In other words, the “traditional” sense of the problem still exists, even if you meet the 80% free space requirement, AND your fragmentation report shows ‘100’, because all that means is that all of the free space is available in blocks equal to your vdev’s ashift size.
Please correct and/or educate me if I have misread and/or misinterpreted what Chris’ block is saying.
But if I read and understood it correctly, you can basically achieve this, albeit relatively slowly, by just doing random writes to the HDD where the size of the random write = to the vdev’s ashift.
(i.e. if your vdev’s ashift=12, then you can create this condition/scenario where you will meet the 80% free space requirement AND have a “100” fragmentation value via 4 kiB random writes such that once those conditions are met, and then you write a file that is larger than 4 kiB, ZFS would have to find all of those shotgunned 4 kiB blocks and write your new, bigger file, as a dispersed file in those 4 kiB chunks.
So long as the 80% free space ISN’T contiguous, you’re still going to run into the “traditional” fragmentation problem (which reduces performance due to an increase in access time latency).
From Chris’ blog (post spacemap histogram):
“This table defines a segment size based fragmentation metric that will allow each metaslab to derive its own fragmentation value. This is done by calculating the space in each bucket of the spacemap histogram and multiplying that by the fragmentation metric in this table. Doing this for all buckets and dividing it by the total amount of free space in this metaslab (i.e. the total free space in all buckets) gives us the fragmentation metric. This means that a high fragmentation metric equates to most of the free space being comprised of small segments. Conversely, if the metric is low, then most of the free space is in large segments. A 10% change in fragmentation equates to approximately double the number of segments.”
If your vdev is comprised of 4 kiB blocks (i.e. ashift=12 (which is I think the default in TrueNAS Core)), and you still want to meet the 80% free space recommendation, but still hit the 100% fragmentation value, then what it means is that every 5th block out of 5, is a free block.
data-data-data-data-free (repeat)
You have that block pattern across your entire HDD, and you will be able to statisfy both conditions: 80% free space AND 100% fragmentation
Thus, when you write a 16 kiB file, you will need to write it on blocks 5, 10, 15, and 20.
(if you numbered the blocks with the first block of the vdev starting from 1)
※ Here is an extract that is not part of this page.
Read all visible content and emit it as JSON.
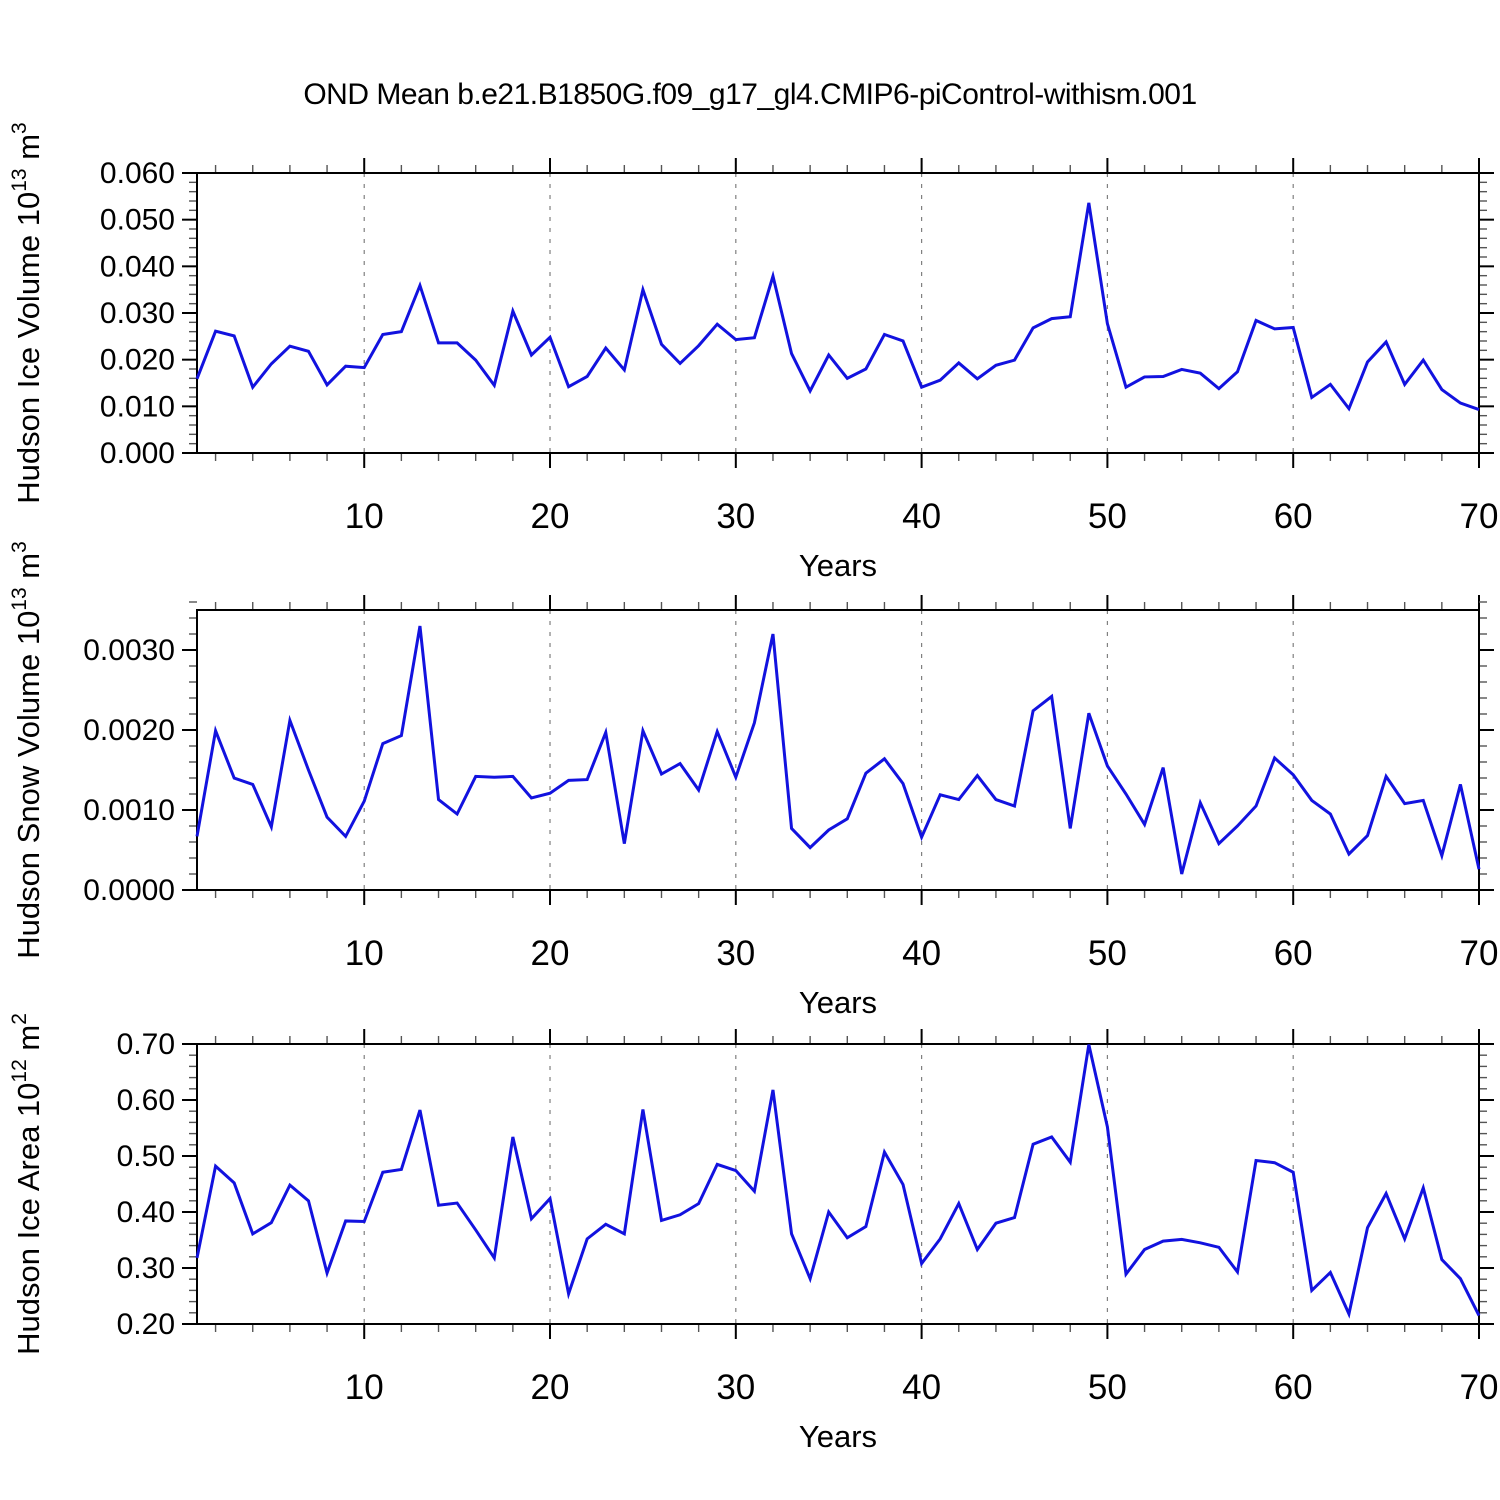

Having 80% free space isn’t going to help with this problem.
Per Chris’ blog, having a lower fragmentation value just means that the free space is in larger chunks.
But if you have a repeating pattern as shown above, you can satisfy both conditions AND still have a corresponding access time/latency increase, which will adversely affect your ZFS pool’s performance, and thus; you still end up with the same/more “traditional” fragmentation problem.